Highlights of the The Boardwalk
Salt Marsh Plants
Plants living in the salt marsh cope with salt spray, salt water, and extreme tidal fluctuations. You may notice a distinct zonation from lower to upper marsh, based on varying abilities of plants to deal with these conditions. The following are representative plants of the salt marsh:
- Salt marsh hay (Spartina patens) is a fine-bladed grass covering wide stretches of the upper marsh that are flooded only at high tide. It was harvested by colonial farmers and used as food and bedding for cows and horses.
- Taller and coarser, growing at the outer edge of the marsh or along the edge of the creek, is Cordgrass (Spartina alterniflora).
- Also known as beach heather or marsh rosemary, sea lavender (Limonium nashii) grows at the upper edge of the salt marsh. Its rosette of basal leaves lies close to the ground to conserve moisture. Feathery sprays of tiny purple flowers bloom in late summer and retain their color into fall.
- Glassworts (Salicornia species), sometimes called sea pickles, look like miniature cacti. Notice the thick, fleshy stems, allowing resistance to the drying effects of salt water. These jointed, leafless stems turn bright red in autumn and grey in winter.
Northern Harriers and Whimbrels
You may see Northern Harriers (Circus cyaneus), graceful hawks, flying low over the tops of the grasses, tilting back and forth, searching for small mammals. The adult males are grey above with black wing tips, while adult females and immatures are brown above and pale below. Look for the white rump, a helpful field mark.

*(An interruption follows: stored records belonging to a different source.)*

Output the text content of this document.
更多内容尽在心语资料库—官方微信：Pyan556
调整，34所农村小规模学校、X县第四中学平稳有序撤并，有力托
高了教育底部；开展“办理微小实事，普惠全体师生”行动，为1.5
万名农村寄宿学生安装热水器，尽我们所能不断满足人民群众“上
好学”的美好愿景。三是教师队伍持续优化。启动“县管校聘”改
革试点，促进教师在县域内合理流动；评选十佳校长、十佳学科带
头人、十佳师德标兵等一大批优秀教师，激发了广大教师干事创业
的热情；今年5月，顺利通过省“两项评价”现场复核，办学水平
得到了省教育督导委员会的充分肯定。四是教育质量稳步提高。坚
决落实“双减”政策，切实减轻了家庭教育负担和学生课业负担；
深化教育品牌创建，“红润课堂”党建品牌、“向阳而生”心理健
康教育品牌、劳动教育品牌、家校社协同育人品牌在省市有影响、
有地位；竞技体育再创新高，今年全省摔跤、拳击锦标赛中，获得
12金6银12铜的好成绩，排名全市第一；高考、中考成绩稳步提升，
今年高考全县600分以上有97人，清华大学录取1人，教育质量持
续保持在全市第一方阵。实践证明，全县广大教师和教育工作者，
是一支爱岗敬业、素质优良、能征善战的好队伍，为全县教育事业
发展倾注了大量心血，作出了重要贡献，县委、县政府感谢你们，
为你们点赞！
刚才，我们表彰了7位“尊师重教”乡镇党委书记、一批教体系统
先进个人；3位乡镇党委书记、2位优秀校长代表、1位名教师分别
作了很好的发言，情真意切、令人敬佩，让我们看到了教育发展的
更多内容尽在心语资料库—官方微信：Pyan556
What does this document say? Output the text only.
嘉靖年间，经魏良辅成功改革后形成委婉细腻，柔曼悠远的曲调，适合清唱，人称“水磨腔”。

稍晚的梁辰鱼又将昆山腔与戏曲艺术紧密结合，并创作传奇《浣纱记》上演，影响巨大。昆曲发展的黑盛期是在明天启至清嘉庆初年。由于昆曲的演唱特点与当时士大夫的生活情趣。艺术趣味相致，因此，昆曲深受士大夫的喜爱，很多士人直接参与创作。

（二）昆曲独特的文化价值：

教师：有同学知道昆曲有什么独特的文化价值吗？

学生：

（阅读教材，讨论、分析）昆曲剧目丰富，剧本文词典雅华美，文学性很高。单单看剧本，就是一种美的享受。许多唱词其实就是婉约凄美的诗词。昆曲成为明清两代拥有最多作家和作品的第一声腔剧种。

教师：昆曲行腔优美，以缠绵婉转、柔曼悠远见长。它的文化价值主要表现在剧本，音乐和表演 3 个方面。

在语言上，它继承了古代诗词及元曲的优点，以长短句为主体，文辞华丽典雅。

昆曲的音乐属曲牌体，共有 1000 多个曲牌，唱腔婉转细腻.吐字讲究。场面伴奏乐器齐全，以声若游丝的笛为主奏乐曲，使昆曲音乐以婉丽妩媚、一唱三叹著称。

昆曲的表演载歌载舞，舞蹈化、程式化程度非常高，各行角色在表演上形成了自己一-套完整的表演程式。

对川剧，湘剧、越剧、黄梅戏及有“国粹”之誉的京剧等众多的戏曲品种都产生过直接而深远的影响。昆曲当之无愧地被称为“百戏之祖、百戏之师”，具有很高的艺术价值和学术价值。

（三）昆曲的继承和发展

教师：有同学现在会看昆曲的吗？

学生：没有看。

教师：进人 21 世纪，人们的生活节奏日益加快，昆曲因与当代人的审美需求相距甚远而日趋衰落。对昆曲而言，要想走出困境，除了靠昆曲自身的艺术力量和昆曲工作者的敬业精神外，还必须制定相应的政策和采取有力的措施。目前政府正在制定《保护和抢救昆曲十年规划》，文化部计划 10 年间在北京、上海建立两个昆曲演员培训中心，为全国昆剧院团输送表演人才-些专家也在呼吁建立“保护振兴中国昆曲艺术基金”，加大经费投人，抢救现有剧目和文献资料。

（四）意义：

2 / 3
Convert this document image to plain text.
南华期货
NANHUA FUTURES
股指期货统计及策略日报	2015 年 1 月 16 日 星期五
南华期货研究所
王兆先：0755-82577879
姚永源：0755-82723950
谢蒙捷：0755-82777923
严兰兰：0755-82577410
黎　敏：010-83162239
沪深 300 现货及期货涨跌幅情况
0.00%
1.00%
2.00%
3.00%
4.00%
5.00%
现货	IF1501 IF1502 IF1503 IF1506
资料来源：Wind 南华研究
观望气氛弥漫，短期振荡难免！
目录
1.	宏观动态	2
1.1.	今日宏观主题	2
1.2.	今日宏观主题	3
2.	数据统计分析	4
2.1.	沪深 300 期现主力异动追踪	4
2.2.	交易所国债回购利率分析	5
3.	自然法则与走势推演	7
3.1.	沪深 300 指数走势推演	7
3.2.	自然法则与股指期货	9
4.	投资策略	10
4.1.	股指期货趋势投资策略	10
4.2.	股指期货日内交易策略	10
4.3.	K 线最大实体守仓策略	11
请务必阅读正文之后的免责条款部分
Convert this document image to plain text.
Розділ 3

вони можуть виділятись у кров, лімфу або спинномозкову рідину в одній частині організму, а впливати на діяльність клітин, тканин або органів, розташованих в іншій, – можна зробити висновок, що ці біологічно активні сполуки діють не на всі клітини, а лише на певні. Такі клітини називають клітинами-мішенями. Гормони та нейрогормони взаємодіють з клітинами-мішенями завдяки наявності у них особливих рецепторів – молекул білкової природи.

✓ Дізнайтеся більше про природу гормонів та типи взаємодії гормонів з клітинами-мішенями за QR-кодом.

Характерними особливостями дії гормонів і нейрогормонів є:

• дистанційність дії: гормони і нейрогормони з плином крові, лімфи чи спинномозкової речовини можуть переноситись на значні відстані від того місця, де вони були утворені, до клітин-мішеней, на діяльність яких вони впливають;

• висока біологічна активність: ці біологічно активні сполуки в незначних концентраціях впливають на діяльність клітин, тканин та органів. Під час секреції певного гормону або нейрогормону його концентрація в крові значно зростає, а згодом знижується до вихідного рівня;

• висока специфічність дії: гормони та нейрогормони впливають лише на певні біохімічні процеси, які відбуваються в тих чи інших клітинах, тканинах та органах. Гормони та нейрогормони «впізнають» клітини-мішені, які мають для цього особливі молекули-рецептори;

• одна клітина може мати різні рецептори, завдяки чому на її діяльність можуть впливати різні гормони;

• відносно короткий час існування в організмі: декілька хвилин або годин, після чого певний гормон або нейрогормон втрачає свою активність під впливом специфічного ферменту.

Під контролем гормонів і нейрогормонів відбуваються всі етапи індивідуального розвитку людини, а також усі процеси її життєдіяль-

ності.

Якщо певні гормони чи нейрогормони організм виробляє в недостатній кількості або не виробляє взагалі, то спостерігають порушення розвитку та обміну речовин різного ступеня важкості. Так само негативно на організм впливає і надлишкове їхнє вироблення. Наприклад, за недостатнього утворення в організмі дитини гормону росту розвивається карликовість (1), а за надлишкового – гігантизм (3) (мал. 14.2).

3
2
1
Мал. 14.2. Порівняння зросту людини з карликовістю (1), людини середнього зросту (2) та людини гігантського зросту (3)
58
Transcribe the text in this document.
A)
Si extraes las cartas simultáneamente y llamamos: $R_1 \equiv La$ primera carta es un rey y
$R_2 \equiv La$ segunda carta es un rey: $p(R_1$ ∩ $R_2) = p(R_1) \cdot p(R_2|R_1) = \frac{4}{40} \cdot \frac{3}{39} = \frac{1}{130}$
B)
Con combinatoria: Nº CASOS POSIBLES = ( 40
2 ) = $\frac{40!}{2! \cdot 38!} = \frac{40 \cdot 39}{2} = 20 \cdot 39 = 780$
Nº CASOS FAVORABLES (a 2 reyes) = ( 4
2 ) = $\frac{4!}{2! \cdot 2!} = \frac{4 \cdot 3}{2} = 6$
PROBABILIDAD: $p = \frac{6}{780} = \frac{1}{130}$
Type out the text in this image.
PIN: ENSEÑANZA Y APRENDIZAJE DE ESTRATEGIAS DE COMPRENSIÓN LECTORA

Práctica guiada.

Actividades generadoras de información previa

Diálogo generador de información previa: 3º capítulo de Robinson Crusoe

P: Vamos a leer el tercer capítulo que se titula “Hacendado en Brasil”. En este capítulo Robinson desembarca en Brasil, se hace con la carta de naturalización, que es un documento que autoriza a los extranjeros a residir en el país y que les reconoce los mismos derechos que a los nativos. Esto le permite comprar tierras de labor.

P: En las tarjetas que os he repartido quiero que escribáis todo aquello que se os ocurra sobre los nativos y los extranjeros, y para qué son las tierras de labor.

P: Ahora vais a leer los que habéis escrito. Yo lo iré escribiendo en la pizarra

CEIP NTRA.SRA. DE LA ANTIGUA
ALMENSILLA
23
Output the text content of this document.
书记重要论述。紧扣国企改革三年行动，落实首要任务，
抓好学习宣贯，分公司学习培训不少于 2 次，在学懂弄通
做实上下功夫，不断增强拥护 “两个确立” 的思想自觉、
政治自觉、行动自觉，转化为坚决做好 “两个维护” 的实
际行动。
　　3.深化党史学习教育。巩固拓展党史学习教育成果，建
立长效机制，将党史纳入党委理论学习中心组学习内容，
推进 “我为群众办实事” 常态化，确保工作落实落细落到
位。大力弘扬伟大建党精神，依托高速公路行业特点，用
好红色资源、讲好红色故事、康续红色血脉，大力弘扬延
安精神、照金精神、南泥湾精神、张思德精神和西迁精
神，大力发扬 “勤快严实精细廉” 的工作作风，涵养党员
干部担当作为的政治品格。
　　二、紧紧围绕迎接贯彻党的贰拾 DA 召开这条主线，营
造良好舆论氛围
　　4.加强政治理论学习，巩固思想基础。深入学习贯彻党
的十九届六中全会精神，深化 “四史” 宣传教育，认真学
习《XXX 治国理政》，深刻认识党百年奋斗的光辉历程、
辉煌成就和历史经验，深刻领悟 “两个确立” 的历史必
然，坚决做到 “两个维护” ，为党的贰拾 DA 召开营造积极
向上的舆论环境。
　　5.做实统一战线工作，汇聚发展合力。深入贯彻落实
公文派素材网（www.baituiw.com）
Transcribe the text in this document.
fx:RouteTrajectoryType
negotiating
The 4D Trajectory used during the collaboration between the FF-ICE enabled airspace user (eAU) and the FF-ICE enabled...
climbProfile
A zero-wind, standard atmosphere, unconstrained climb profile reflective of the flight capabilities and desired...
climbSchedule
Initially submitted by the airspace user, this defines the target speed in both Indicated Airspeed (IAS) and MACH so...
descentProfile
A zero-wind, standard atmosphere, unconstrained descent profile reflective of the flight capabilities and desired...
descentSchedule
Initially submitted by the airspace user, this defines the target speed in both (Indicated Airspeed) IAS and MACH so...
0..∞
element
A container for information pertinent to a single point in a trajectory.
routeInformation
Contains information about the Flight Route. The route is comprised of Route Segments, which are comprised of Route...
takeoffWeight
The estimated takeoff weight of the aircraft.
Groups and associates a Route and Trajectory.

Whimbrels (Numenius phaeopus) are large, brown sandpipers, with long, down-curved bills. In July and August, watch for them feeding among the salt marsh grasses. Cape Cod is just one stop between their breeding grounds in Canada and wintering areas in South America.
If you arrive at the end of Boardwalk at low tide, you'll see tidal flats stretching to the water's edge. Marine invertebrates such as crabs, clams, snails, shrimp, and worms live on and below the surface of the sand. If you walk out on to the flats, you may see signs of their activities, such as holes in the sand and winding trails. These animals are an important food source for sandpipers and plovers throughout the spring, summer, and fall.